On ISIS, Al Mutar mentioned "ISIS' main goal is to destroy knowledge and culture, while IBB's main goal is to create a knowledge movement in Iraq and make information accessible across the Middle East."

In 2024, Faisal Saeed Al Mutar delivered a TED Talk titled “A Fresh Approach to International Development”. In the talk, he discusses the importance of challenging traditional models of development aid and emphasizes locally-driven solutions that empower individuals in the Middle East.
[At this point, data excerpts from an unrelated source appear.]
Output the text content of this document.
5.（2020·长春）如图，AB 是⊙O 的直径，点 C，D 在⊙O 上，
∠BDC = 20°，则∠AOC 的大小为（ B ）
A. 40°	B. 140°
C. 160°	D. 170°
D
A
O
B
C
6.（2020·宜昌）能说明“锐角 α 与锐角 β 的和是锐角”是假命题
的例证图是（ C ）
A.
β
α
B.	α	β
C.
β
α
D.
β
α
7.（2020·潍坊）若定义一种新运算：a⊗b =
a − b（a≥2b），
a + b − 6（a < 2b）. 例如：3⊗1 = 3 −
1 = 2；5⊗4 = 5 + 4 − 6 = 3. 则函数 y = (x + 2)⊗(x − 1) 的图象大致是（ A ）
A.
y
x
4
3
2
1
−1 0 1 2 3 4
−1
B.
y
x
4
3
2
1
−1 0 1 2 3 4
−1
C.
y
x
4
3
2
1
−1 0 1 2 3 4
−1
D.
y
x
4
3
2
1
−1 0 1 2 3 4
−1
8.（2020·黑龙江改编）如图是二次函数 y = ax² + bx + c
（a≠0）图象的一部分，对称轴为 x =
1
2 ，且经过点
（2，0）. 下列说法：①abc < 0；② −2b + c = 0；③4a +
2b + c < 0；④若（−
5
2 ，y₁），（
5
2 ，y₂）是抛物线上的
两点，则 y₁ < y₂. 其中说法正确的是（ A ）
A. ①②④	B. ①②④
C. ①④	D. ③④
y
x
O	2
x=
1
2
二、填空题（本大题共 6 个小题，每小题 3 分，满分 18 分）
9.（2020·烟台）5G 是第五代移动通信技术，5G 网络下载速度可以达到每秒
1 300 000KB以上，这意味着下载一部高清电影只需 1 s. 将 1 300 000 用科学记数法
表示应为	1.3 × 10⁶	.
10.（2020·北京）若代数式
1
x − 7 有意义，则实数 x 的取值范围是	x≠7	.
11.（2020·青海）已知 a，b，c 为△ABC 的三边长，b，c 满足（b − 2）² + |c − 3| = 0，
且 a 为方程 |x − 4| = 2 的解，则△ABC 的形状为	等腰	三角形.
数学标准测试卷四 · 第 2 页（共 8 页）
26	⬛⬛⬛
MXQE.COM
His approach focuses on fostering entrepreneurship, critical thinking, and free expression as sustainable alternatives to traditional charity-based interventions.

Al Mutar sees the translation project as a long-term investment in the region. "My goal is to prevent refugee crises from happening in the first place, rather than dealing with refugees," he says. "I strongly believe that education and really changing the ecosystem of information is the way to go."

Al Mutar criticized President Donald Trump's executive order suspending admission of immigrants for putting refugees "in harm's way."

Al Mutar was a columnist for Free Inquiry and currently writes for Substack.

== Awards ==
In 2016 Al Mutar received the gold President's Volunteer Service Award from President Barack Obama for his volunteer service in the United States and around the world.

In 2021, he received a fellowship award from the Elevate Prize Foundation by Joseph Deitch.

in 2023, his organization Ideas Beyond Borders won Atlas Network’s 2023 Middle East & North Africa Liberty Award and the 2024 Smart Bets Award.

In 2024, Faisal Saeed Al Mutar won the Beacon Award by the Ellis Island Honors Society that recognizes and celebrates the next generation of professionals, entrepreneurs, philanthropists, artists, and visionary leaders .

In 2024, Faisal Saeed Al Mutar was awarded an honorary doctorate from Whittier College. This honor is reserved for individuals who have demonstrated exceptional moral fiber, and outstanding convictions, ambitions, values, and accomplishments.

In 2024, Al Mutar became a non-resident fellow at the Program on Extremism at George Washington University, where he contributes to research and strategies to counter disinformation and radicalization.